Just 161 years ago, in the year 1854, Blessed Pope Pius IX (who would soon bless Father Isaac Hecker’s project for the founding of the Paulist Fathers) finally defined the heart of the Church’s faith about Mary’s Immaculate Conception – our belief that, thanks to the salvation accomplished by her Son, Mary was preserved from all sin from the very beginning of her earthly existence and thus came into the world completely holy. Just one year later, the small but growing Catholic community in East Tennessee placed their first church and parish here in Knoxville under the heavenly patronage of the Immaculate Conception. And what an amazing 160 years we have had here up on this hill!

Meanwhile, in the middle of the 20th-century, an American monk Thomas Merton, who was one of the four famous Americans Pope Francis mentioned in his address to Congress back in September, said that the definition of the Immaculate Conception “was a turning point in the modern history of the Church. The world,” he wrote, “has been put into the hands of our Immaculate Lady and she is our hope in the terrible days we live in.” [November 10, 1947]      

Anticipating Merton’s hope a century earlier in 1846, the Bishops of the United States had proclaimed Mary the patroness of the United Sates under the title of her Immaculate Conception. So today, already an especially grace-filled day the entire Church, is even more especially so for our country and for our own local parish community.

The New Testament does not explicitly speak of the Immaculate Conception. So the Church today focuses our attention on the Annunciation [Luke 1:26-38], one of the most famous scenes in all of human history. The Annunciation was the centerpiece of Mary’s earthly life - from her Immaculate Conception to her Assumption - and the basis for her heavenly life since then as Mother of the Church. At the Annunciation, Mary’s life-long fullness of grace was first formally acknowledged. More importantly, at the Annunciation, her life-long fullness of grace led her to answer “Yes” to God’s great plan to save the world with his mercy. For Mary is the living open door through whom Christ comes into the world so that we may enter into God’s kingdom.

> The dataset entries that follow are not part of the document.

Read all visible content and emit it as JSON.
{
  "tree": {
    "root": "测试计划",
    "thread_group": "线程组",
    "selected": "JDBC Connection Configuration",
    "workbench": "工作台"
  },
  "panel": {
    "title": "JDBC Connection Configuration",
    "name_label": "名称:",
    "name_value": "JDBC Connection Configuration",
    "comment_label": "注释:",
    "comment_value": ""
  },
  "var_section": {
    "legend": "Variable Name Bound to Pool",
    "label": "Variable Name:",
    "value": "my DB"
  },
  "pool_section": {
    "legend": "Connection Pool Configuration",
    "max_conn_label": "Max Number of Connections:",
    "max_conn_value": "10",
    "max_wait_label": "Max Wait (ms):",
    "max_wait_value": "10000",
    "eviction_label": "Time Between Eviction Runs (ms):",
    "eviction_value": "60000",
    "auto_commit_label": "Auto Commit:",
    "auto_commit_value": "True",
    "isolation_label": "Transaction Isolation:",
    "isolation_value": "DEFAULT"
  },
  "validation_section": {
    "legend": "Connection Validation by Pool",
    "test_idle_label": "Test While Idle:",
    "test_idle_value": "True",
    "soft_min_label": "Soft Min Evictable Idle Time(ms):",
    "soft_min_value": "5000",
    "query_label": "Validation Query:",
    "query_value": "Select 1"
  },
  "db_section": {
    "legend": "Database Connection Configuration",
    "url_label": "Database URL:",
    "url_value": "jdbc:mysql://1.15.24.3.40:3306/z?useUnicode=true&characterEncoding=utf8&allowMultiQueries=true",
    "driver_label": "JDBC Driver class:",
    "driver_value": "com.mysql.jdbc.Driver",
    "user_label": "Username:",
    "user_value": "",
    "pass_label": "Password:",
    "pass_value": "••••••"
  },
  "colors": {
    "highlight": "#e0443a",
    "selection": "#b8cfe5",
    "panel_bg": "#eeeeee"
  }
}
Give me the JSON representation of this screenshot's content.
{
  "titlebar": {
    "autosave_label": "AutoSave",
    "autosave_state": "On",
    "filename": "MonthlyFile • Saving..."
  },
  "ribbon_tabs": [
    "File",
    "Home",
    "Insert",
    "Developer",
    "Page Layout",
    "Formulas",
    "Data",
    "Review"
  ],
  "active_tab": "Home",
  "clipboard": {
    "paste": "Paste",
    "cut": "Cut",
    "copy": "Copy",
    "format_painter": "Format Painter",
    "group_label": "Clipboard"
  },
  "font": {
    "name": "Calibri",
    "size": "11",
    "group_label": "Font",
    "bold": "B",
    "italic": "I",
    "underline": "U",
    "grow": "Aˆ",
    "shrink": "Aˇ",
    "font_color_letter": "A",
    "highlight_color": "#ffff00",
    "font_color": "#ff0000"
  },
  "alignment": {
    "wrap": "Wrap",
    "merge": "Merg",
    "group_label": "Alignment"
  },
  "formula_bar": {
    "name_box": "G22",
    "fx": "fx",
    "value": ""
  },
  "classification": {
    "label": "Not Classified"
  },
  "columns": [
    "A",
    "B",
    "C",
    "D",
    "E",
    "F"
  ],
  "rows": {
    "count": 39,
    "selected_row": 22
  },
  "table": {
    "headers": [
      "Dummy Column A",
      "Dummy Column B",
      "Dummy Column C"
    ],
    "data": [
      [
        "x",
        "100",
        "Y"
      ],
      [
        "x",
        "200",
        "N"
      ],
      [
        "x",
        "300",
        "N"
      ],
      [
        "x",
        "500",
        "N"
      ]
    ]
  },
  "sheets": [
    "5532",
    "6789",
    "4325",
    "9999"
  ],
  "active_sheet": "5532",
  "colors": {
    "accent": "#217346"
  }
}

In less than 10 hours, Pope Francis will begin an Extraordinary Jubilee Year by opening the Holy Door at Saint Peter’s Basilica, the Holy Door which symbolizes the great open door of God’s mercy. The design of the Holy Door presently in use at Saint Peter’s dates back to the Holy Year of 1950. It consists of sixteen bronze panels. The four panels on the top row depict both the exile of Adam and Eve after the Fall and the Annunciation, when Mary’s “Yes” altered Adam and Eve’s “No” as the default response of the human race’s response to God’s mercy.

Every Holy Year is an invitation to go on pilgrimage – to pass as pilgrims through the Holy Doors in Rome and through our local door of Mercy soon to be opened for pilgrims at our own Cathedral Church.  That ritual act of pilgrimage symbolizes the movement and direction of a faith-filled life, a life lived in grace-filled response to God’s mercy, as Mary lived every instant of her life from her Immaculate Conception to her Assumption. We must let that image of pilgrimage guide us in our own observance of the Holy Year of Mercy. The Holy Year pilgrimage, Pope Francis has reminded us, “represents the journey each of us makes in this life … by crossing the threshold of the Holy Door, we will find the strength to embrace God’s mercy and dedicate ourselves to being merciful with others as the Father has been with us” [Misericordiae Vultus, 12].

Homily for the Solemnity of the Immaculate Conception on the Eve of the Opening of the Year of Mercy, Immaculate Conception Church, Knoxville, TN, December 7, 2015.